Марх прикусил губу, восхищенно покачал головой:
– Молодец. Растет мальчишка. Это вам не великанов бить… Это ведь настоящий наследник, а, Динас?
– Да, Марх. Щедрый с воинами, заботливый с простолюдинами. И когда спадет заклятье…
– Да. Но не будем мечтать. У нас год впереди. И сделаем вот что: отвези ему всё, что он просил – на пять марок. Ему еще жить там.
– Хорошо, но…
– Подожди, дослушай. Поройся в его вещах. Собери всё его серебро. Отвези.
– А ты не хочешь?..
– Нет. Мне не жаль подарить ему хоть ту самую брошь, которую Эссилт привезла для меня. Но, Динас, подарок короля трудно передарить другому. А я хочу, чтобы он продолжал одаривать дружину. Потому что спустя год я их всех отзову с этого берега. И я хочу, чтобы у Друста были люди, преданные ему до последнего вздоха. А серебро с руки командира, ты знаешь, очень полезно для этого.
На следующий день Динас снова появился на южном берегу.

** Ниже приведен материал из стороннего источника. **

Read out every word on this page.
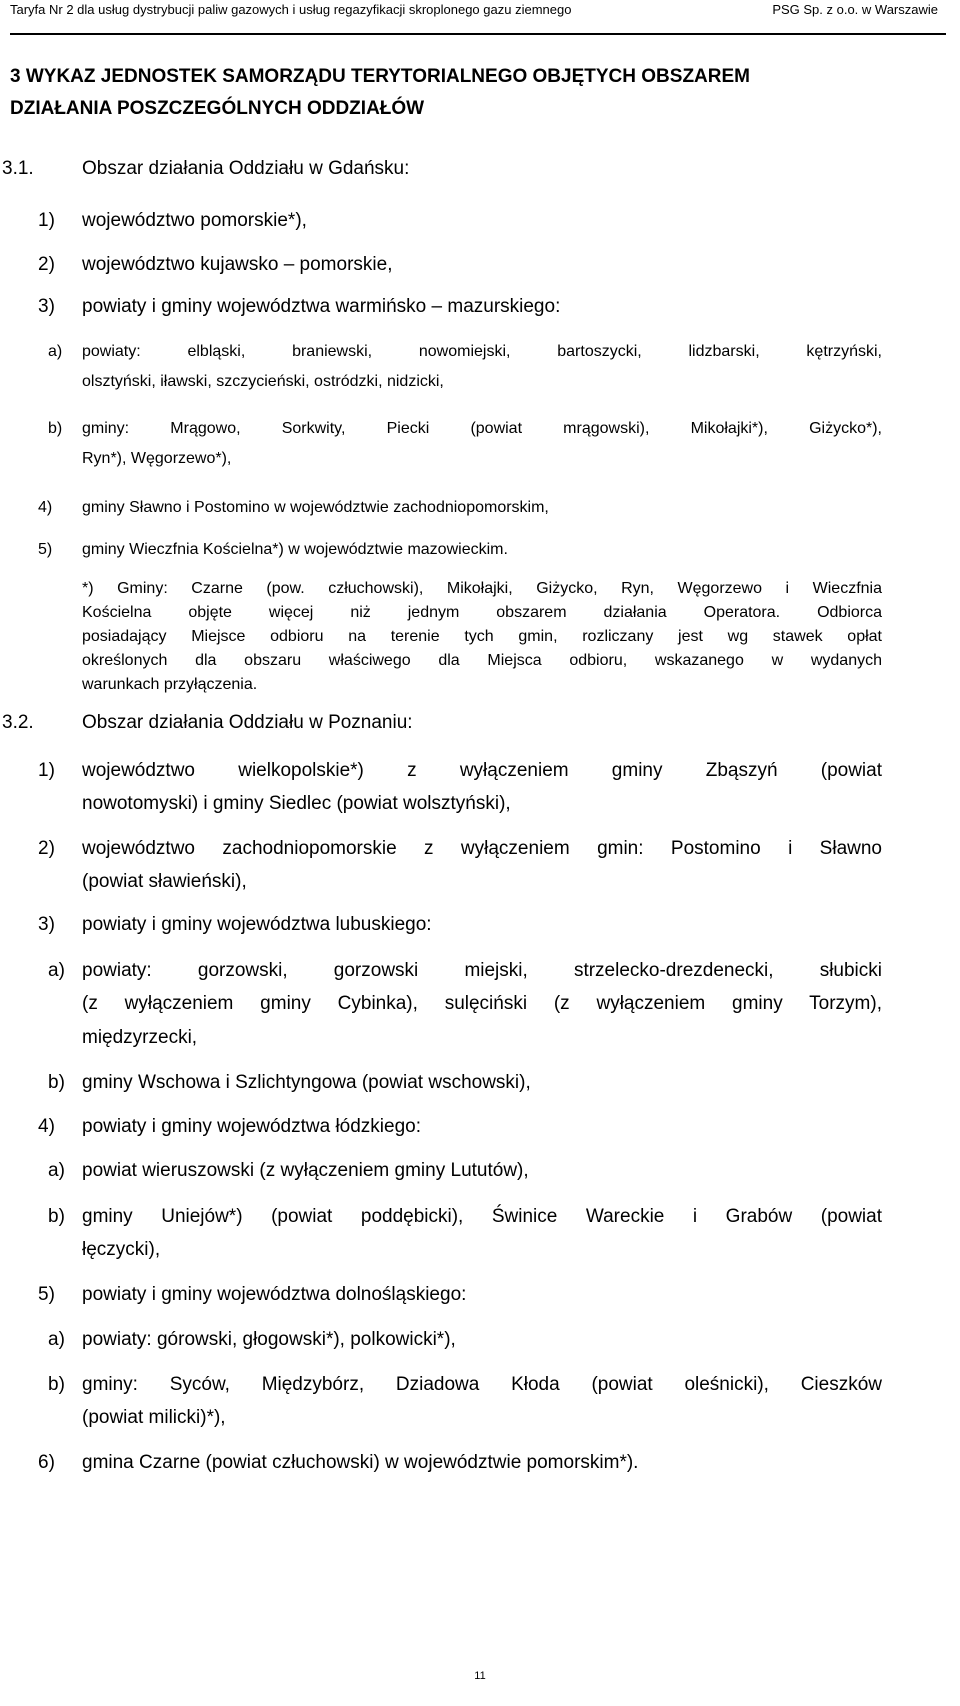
Taryfa Nr 2 dla usług dystrybucji paliw gazowych i usług regazyfikacji skroplonego gazu ziemnego	PSG Sp. z o.o. w Warszawie
3 WYKAZ JEDNOSTEK SAMORZĄDU TERYTORIALNEGO OBJĘTYCH OBSZAREM
DZIAŁANIA POSZCZEGÓLNYCH ODDZIAŁÓW
3.1.	Obszar działania Oddziału w Gdańsku:
1) województwo pomorskie*),
2) województwo kujawsko – pomorskie,
3) powiaty i gminy województwa warmińsko – mazurskiego:
a) powiaty: elbląski, braniewski, nowomiejski, bartoszycki, lidzbarski, kętrzyński,
olsztyński, iławski, szczycieński, ostródzki, nidzicki,
b) gminy: Mrągowo, Sorkwity, Piecki (powiat mrągowski), Mikołajki*), Giżycko*),
Ryn*), Węgorzewo*),
4) gminy Sławno i Postomino w województwie zachodniopomorskim,
5) gminy Wieczfnia Kościelna*) w województwie mazowieckim.
*) Gminy: Czarne (pow. człuchowski), Mikołajki, Giżycko, Ryn, Węgorzewo i Wieczfnia
Kościelna objęte więcej niż jednym obszarem działania Operatora. Odbiorca
posiadający Miejsce odbioru na terenie tych gmin, rozliczany jest wg stawek opłat
określonych dla obszaru właściwego dla Miejsca odbioru, wskazanego w wydanych
warunkach przyłączenia.
3.2.	Obszar działania Oddziału w Poznaniu:
1) województwo wielkopolskie*) z wyłączeniem gminy Zbąszyń (powiat
nowotomyski) i gminy Siedlec (powiat wolsztyński),
2) województwo zachodniopomorskie z wyłączeniem gmin: Postomino i Sławno
(powiat sławieński),
3) powiaty i gminy województwa lubuskiego:
a) powiaty: gorzowski, gorzowski miejski, strzelecko-drezdenecki, słubicki
(z wyłączeniem gminy Cybinka), sulęciński (z wyłączeniem gminy Torzym),
międzyrzecki,
b) gminy Wschowa i Szlichtyngowa (powiat wschowski),
4) powiaty i gminy województwa łódzkiego:
a) powiat wieruszowski (z wyłączeniem gminy Lututów),
b) gminy Uniejów*) (powiat poddębicki), Świnice Wareckie i Grabów (powiat
łęczycki),
5) powiaty i gminy województwa dolnośląskiego:
a) powiaty: górowski, głogowski*), polkowicki*),
b) gminy: Syców, Międzybórz, Dziadowa Kłoda (powiat oleśnicki), Cieszków
(powiat milicki)*),
6) gmina Czarne (powiat człuchowski) w województwie pomorskim*).
11
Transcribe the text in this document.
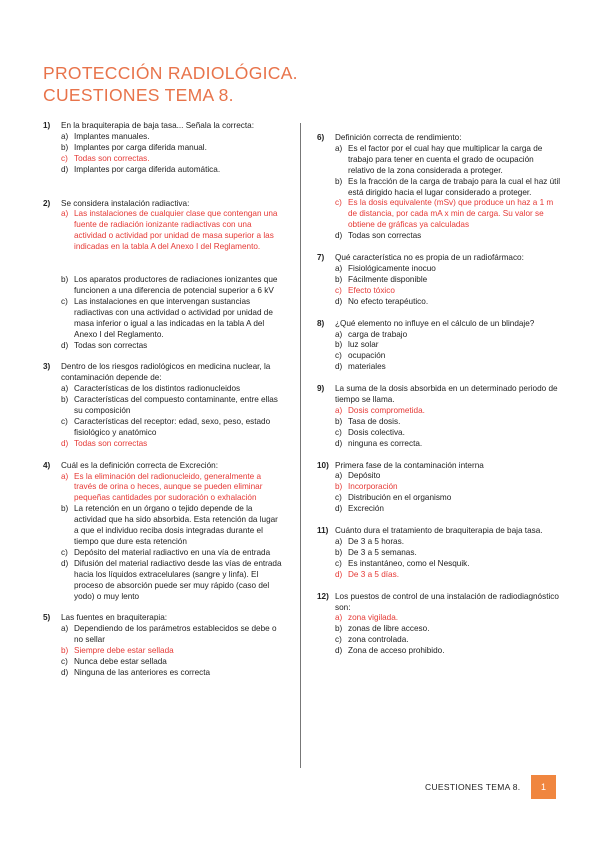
PROTECCIÓN RADIOLÓGICA.
CUESTIONES TEMA 8.
1) En la braquiterapia de baja tasa... Señala la correcta:
a) Implantes manuales.
b) Implantes por carga diferida manual.
c) Todas son correctas.
d) Implantes por carga diferida automática.
2) Se considera instalación radiactiva:
a) Las instalaciones de cualquier clase que contengan una fuente de radiación ionizante radiactivas con una actividad o actividad por unidad de masa superior a las indicadas en la tabla A del Anexo I del Reglamento.
b) Los aparatos productores de radiaciones ionizantes que funcionen a una diferencia de potencial superior a 6 kV
c) Las instalaciones en que intervengan sustancias radiactivas con una actividad o actividad por unidad de masa inferior o igual a las indicadas en la tabla A del Anexo I del Reglamento.
d) Todas son correctas
3) Dentro de los riesgos radiológicos en medicina nuclear, la contaminación depende de:
a) Características de los distintos radionucleidos
b) Características del compuesto contaminante, entre ellas su composición
c) Características del receptor: edad, sexo, peso, estado fisiológico y anatómico
d) Todas son correctas
4) Cuál es la definición correcta de Excreción:
a) Es la eliminación del radionucleido, generalmente a través de orina o heces, aunque se pueden eliminar pequeñas cantidades por sudoración o exhalación
b) La retención en un órgano o tejido depende de la actividad que ha sido absorbida. Esta retención da lugar a que el individuo reciba dosis integradas durante el tiempo que dure esta retención
c) Depósito del material radiactivo en una vía de entrada
d) Difusión del material radiactivo desde las vías de entrada hacia los líquidos extracelulares (sangre y linfa). El proceso de absorción puede ser muy rápido (caso del yodo) o muy lento
5) Las fuentes en braquiterapia:
a) Dependiendo de los parámetros establecidos se debe o no sellar
b) Siempre debe estar sellada
c) Nunca debe estar sellada
d) Ninguna de las anteriores es correcta
6) Definición correcta de rendimiento:
a) Es el factor por el cual hay que multiplicar la carga de trabajo para tener en cuenta el grado de ocupación relativo de la zona considerada a proteger.
b) Es la fracción de la carga de trabajo para la cual el haz útil está dirigido hacia el lugar considerado a proteger.
c) Es la dosis equivalente (mSv) que produce un haz a 1 m de distancia, por cada mA x min de carga. Su valor se obtiene de gráficas ya calculadas
d) Todas son correctas
7) Qué característica no es propia de un radiofármaco:
a) Fisiológicamente inocuo
b) Fácilmente disponible
c) Efecto tóxico
d) No efecto terapéutico.
8) ¿Qué elemento no influye en el cálculo de un blindaje?
a) carga de trabajo
b) luz solar
c) ocupación
d) materiales
9) La suma de la dosis absorbida en un determinado periodo de tiempo se llama.
a) Dosis comprometida.
b) Tasa de dosis.
c) Dosis colectiva.
d) ninguna es correcta.
10) Primera fase de la contaminación interna
a) Depósito
b) Incorporación
c) Distribución en el organismo
d) Excreción
11) Cuánto dura el tratamiento de braquiterapia de baja tasa.
a) De 3 a 5 horas.
b) De 3 a 5 semanas.
c) Es instantáneo, como el Nesquik.
d) De 3 a 5 días.
12) Los puestos de control de una instalación de radiodiagnóstico son:
a) zona vigilada.
b) zonas de libre acceso.
c) zona controlada.
d) Zona de acceso prohibido.
CUESTIONES TEMA 8.	1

Друста он не беспокоил – воины сейчас заняты, а найти кузнеца сенешалю Корнуолла не составляло труда. Пройтись по рыбацким деревням – тем более.
Солнце еще не скрылось за холмами, а все долги Друста были уплачены. Динас направился к дружинному дому, ведя за собой роскошного белого жеребца, – Марх всё-таки прислал подарок племяннику.
При виде этого коня Друст просиял.
– Я рассказал ему о ваших «саксах», – улыбнулся Динас. – Он говорит, что ты всё замечательно придумал.
– Да брось, – отмахнулся тот, – зимой делать нечего, вот и придумал.
Динас нахмурился. «Для всех нас было бы лучше, если б ты думал не только от нечего делать!» Вслух он, разумеется, ничего не сказал.
Впрочем, Друст был настолько заворожен конем, что и не услышал бы.
Кромка бытия: Друст
Прекрасный зверь… Могучий, быстрый…
Я так и вижу, как я скачу через поля, через холмы и леса – я и ты, я и есть ты, это я – белый конь, и никого нет быстрее меня, я бел как снег и быстр как молния.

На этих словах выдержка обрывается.